Kaizhe Hu, Haochen Shi, and their research team have introduced the "Robot-Trains-Robot" (RTR) framework, a novel approach designed to overcome significant challenges in real-world humanoid robot learning. This new system, detailed in a paper presented at CoRL 2025, enables humanoid robots to acquire complex motor skills with substantially reduced human oversight, drawing inspiration from how humans learn through hands-on guidance.
Traditional simulation-based reinforcement learning has advanced humanoid locomotion, but transferring these skills to the physical world often faces a "sim-to-real gap," alongside safety concerns, complex reward design, and efficiency issues. The RTR framework directly addresses these limitations by proposing a system where a robotic arm acts as a teacher, actively supporting and guiding a humanoid robot student. As Kaizhe Hu stated in a tweet, > "How do we learn motor skills directly in the real world? Think about learning to ride a bike—parents might be there to give you hands-on guidance. Can we apply this same idea to robots?"

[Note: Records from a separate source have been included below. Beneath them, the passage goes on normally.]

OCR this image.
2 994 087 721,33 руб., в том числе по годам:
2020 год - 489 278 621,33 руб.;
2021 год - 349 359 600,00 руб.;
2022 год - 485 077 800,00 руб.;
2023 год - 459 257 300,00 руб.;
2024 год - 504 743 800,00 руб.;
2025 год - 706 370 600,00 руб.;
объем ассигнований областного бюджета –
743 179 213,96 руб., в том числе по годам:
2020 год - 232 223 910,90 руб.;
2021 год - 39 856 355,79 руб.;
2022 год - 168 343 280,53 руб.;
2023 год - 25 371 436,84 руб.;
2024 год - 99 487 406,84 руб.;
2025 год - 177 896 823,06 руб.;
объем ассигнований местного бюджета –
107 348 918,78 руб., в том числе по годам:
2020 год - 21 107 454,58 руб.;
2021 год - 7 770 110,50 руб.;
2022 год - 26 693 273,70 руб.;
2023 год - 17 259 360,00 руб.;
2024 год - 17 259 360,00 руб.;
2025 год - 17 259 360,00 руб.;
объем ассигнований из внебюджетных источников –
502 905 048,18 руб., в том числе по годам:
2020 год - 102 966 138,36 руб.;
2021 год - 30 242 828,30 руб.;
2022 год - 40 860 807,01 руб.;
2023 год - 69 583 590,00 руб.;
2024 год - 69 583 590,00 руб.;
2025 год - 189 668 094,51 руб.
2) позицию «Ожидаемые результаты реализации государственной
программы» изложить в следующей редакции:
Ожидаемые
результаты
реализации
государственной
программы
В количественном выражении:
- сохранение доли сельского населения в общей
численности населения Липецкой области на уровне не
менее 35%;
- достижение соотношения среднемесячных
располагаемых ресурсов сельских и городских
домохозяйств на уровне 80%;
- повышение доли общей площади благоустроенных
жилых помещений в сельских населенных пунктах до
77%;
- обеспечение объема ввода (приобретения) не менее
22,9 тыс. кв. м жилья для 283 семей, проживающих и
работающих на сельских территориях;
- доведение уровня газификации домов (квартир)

The RTR system provides comprehensive support, including protection mechanisms, learning schedules, reward signals, controlled perturbations, failure detection, and automatic resets. This integrated approach allows for "efficient long-term real-world humanoid training with minimal human intervention," according to the researchers. Furthermore, the framework incorporates a novel reinforcement learning pipeline that optimizes a dynamics-encoded latent variable, stabilizing the transfer of policies from simulation to reality.
The efficacy of RTR has been validated through challenging real-world tasks. The framework successfully fine-tuned a walking policy for precise speed tracking and enabled a humanoid to learn a swing-up task from scratch, showcasing the "promising capabilities of real-world humanoid learning realized by RTR-style systems." This advancement, developed by a research team at Stanford University including Kaizhe Hu, Haochen Shi, Yao He, Weizhuo Wang, C. Karen Liu, and Shuran Song, represents a significant step towards more autonomous and capable humanoid robots. As Professor Shuran Song noted, this approach aims to train robots > "like a real toddler—guiding and supporting it as it learns, so it can master real-world skills safely and effectively!" This development could accelerate the deployment of humanoids in diverse real-world applications where minimizing human intervention is crucial.